After the Peace without Borders concert in Cuba, Olga Tañon was back in Miami the next day and made a television appearance on Maria Elvira Live!, MegaTVs popular Spanish-language political talk show program (Tañon also appeared on another MegaTV program).
The picture above shows an emotional Maria Elvira after handing Olga Tañon a bouquet of flowers and thanking her for Sunday's performance [video]. Maria Elvira is immediately overwhelmed by emotions, crying and thanking Tañon "because you mentioned Miami, because you mentioned el exilio." She also gave thanks on behalf of her mother, a Cuban exile.
For weeks Maria Elvira Live! has produced an endless amount of programming analyzing the Peace without Borders concert. It was typical to see on her show some of the most hard-line figures in Miami opposed to the concert, but at some point Maria Elvira herself began seeing beyond the rhetoric, and saw hope. Hope that Cubans (exiled or not) would enjoy a wonderful concert, and maybe decide that it was time for change.
Time will tell what change brings.
Another very interesting thing also happened last night. Maria Elvira again interviewed Miguel Saavedra, leader of Vigilia Mambisa who organized a protest in Miami on Sunday, where they destroyed music CDs by participants of the Peace without Borders concert.
Saavedra was on the defensive [video]. He mentioned that it was not time for Cuban exiles to change, that they need to stay militant, and it is the others ("the leftists") that need to change. Saavedra even believed that the Peace without Borders was nothing special because hundreds of thousands of Cubans would have gone to any other concert held in Cuba. According to Saavedra, Cubans have "nothing else to do" and would pack a concert festival because "its the new thing."

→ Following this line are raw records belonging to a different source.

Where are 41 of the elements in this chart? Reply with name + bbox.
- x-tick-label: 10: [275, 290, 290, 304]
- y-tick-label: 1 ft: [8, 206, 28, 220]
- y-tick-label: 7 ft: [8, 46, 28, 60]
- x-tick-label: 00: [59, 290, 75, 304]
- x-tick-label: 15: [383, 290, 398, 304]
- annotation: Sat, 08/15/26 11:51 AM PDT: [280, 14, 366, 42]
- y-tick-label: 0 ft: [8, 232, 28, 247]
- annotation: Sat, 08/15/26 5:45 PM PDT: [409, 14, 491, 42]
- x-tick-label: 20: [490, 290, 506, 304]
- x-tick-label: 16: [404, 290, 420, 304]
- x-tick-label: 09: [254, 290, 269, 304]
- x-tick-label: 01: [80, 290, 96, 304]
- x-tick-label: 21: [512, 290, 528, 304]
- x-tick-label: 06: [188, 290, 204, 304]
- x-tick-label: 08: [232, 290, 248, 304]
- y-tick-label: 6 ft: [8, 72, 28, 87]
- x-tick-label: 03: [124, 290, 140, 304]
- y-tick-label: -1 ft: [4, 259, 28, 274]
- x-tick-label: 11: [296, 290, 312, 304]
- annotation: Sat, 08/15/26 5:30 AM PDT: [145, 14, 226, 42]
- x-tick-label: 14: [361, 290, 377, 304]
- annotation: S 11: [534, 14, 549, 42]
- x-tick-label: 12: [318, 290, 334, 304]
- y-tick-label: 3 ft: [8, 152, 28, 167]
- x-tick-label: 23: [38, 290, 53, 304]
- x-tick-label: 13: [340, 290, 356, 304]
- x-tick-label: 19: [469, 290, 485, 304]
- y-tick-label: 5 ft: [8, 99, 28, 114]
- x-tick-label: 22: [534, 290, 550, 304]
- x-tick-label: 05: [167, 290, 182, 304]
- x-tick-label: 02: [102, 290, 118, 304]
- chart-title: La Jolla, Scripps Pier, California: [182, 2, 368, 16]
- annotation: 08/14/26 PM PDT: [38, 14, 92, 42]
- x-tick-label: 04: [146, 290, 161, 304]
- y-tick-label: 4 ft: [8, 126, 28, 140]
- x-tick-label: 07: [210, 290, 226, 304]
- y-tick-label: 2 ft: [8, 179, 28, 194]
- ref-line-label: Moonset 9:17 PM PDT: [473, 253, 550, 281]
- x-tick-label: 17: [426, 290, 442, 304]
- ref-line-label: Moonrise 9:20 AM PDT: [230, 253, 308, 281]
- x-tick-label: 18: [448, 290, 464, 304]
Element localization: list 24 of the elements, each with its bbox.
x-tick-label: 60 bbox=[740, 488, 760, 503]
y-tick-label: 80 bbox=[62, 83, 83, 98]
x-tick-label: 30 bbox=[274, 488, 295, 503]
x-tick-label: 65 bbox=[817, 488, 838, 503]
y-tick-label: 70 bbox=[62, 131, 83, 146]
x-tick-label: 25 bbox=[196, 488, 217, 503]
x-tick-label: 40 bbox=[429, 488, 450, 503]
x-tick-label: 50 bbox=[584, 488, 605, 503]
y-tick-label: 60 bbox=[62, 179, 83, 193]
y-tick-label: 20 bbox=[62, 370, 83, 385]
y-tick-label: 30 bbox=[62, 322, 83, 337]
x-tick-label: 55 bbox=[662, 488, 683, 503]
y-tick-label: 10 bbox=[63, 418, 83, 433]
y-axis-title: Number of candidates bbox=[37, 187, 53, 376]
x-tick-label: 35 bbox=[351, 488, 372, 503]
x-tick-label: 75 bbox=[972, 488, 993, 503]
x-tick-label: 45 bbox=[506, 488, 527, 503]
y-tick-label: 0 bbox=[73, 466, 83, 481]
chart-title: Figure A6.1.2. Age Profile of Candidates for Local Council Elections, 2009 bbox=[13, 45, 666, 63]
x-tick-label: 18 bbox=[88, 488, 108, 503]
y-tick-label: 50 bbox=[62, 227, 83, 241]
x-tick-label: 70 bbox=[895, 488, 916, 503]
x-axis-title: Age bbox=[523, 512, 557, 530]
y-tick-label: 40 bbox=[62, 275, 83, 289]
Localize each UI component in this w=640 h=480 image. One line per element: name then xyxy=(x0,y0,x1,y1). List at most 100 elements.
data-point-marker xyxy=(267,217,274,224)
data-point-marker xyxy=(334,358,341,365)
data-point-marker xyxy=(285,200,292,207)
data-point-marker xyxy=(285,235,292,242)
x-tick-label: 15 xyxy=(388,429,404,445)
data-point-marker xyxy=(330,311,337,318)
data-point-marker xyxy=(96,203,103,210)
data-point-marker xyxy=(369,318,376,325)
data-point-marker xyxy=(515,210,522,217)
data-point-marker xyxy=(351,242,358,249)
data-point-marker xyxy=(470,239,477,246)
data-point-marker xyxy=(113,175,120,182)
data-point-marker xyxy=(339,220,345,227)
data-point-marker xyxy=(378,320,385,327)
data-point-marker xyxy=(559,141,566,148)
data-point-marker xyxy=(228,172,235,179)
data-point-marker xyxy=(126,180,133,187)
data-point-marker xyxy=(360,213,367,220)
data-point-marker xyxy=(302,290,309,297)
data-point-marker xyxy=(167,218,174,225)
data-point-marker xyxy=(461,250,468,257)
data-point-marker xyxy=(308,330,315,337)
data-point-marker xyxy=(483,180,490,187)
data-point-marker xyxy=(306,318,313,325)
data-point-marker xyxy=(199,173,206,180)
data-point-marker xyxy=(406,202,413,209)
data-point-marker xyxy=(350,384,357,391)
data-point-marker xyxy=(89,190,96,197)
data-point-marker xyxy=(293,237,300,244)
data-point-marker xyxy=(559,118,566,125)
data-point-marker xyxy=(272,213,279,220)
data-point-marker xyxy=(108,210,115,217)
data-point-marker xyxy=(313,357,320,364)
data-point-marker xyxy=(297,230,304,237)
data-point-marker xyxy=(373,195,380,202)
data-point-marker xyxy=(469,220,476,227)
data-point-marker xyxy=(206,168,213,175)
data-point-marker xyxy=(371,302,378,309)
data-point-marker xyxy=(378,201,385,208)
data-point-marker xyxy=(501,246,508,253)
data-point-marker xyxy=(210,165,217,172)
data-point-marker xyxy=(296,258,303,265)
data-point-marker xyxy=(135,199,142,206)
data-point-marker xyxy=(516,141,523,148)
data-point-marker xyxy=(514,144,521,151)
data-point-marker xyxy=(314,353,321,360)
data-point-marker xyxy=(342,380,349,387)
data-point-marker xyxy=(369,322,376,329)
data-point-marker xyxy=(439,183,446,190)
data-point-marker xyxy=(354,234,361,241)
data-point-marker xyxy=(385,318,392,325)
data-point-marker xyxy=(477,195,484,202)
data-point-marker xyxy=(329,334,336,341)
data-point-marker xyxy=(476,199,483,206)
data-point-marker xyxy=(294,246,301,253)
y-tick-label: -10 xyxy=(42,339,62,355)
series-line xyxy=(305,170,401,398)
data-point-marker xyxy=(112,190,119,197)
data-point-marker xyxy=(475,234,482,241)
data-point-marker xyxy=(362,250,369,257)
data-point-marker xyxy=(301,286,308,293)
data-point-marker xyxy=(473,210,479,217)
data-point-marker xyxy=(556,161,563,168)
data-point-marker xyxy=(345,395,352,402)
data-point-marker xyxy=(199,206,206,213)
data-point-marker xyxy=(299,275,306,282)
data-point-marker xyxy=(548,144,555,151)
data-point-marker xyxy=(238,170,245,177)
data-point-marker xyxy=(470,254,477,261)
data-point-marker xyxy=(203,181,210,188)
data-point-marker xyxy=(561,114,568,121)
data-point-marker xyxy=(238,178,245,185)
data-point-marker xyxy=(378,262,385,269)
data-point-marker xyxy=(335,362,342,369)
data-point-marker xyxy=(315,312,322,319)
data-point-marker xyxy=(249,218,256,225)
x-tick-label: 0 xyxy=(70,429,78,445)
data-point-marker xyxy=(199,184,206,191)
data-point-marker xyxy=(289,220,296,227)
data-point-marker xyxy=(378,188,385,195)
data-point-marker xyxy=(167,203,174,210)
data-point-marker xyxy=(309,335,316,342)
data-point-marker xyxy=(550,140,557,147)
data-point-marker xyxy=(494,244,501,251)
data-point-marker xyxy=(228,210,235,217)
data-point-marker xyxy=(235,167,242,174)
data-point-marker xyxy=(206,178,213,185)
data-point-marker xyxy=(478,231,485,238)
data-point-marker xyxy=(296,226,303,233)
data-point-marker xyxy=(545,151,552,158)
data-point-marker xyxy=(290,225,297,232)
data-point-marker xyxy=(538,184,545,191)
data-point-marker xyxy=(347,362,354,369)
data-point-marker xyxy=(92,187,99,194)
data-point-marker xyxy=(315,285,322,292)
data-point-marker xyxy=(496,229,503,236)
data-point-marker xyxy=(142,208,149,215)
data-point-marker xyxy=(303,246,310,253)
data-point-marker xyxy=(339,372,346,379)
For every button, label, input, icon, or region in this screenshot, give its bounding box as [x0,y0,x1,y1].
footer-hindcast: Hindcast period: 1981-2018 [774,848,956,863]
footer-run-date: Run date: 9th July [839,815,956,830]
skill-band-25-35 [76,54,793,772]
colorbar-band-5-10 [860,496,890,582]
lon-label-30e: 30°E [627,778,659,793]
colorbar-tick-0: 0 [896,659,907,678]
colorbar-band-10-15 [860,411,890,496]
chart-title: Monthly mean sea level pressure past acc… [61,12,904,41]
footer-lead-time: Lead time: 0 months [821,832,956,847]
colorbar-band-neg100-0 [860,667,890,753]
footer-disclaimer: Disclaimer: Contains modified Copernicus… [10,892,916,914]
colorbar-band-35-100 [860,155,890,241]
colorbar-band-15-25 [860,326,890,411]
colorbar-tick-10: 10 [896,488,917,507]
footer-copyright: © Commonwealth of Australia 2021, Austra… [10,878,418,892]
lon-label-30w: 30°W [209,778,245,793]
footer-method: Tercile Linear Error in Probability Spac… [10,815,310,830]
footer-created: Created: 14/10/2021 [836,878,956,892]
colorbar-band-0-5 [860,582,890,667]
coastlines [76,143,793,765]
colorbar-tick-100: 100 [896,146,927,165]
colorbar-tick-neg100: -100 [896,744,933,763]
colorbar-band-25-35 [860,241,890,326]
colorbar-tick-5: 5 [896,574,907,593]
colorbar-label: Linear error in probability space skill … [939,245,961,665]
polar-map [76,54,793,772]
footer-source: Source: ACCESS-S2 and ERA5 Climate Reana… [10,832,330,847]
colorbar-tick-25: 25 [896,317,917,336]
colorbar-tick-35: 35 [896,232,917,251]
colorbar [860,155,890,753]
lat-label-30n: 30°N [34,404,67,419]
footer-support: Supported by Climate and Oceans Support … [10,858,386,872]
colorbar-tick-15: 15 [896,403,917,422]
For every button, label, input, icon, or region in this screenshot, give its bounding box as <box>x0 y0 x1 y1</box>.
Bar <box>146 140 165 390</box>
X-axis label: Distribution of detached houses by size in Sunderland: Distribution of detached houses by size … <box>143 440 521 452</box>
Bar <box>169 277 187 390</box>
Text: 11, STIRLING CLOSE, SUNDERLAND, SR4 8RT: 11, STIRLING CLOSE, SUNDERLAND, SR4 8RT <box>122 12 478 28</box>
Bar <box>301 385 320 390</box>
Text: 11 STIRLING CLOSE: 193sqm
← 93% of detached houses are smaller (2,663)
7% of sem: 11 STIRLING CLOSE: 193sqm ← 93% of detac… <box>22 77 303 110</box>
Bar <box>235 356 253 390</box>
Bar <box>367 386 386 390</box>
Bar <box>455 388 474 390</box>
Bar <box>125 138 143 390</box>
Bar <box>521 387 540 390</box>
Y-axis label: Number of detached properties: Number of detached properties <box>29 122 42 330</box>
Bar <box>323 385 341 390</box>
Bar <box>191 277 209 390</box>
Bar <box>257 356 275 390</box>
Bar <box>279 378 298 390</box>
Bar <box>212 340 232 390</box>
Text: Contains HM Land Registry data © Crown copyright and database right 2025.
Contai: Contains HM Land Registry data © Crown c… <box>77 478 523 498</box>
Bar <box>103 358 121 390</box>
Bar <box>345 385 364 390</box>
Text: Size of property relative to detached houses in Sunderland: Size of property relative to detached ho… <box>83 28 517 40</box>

Saavedra is revealing his great ignorance here. There was another large music concert not long ago in Cuba in 2005 by the rock band Audioslave. That concert was described as "historic" gathering about 50-60 thousand young Cubans, but if we go by Saavedra's logic, then that concert should have gathered a similar number of concert-goers as Sunday's concert because Cubans have "nothing else to do" and "its the new thing." I personally believe Saavedra revealed his utter contempt for the people of Cuba.
Anway, despite Saavedra being constantly on the defensive (taking many opportunities to describe Maria Elvira as a communist, or a friend of communists), near the end of the interview Saavedra actually proposes the idea of changing the tactics of Vigilia Mambisa! He says that instead of smashing CDs, they should maybe consider aerial banners. Maria Elvira loved the idea. And, I give her a lot of credit for trying to explain to Saavedra how his protests continue to give the Cuban exile community a very bad image in the media.
But, I'm sure Saavedra knows that he needs to change his tactics, especially becuase of recent pressures, such as last month's Bendixen/Cuba Study Group poll [PDF] showing 74% of Cuban-Americans disapproving of Vigilia Mambisa smashing CDs, disapproval (but not condemnation) from leaders within the Cuban exile community, and Sunday's counter-protest from young Cubans at the Versailles Restaurant.
Also, Saavedra most likely knows how poorly Miami has viewed his recent protests. Here's a good video (in Spanish) showing random interviews with Cubans in Miami (two male adults, two female adults, one young woman) all showing their satisfaction with Sunday's Peace concert, one saying that it "shut up" those who opposed the concert, and two saying that those who smashed CD's (Vigilia Mambisa) might be (to put it nicely) a few card short of a full deck.
Now, the big question is: can Maria Elvira get Armando Perez Roura to change?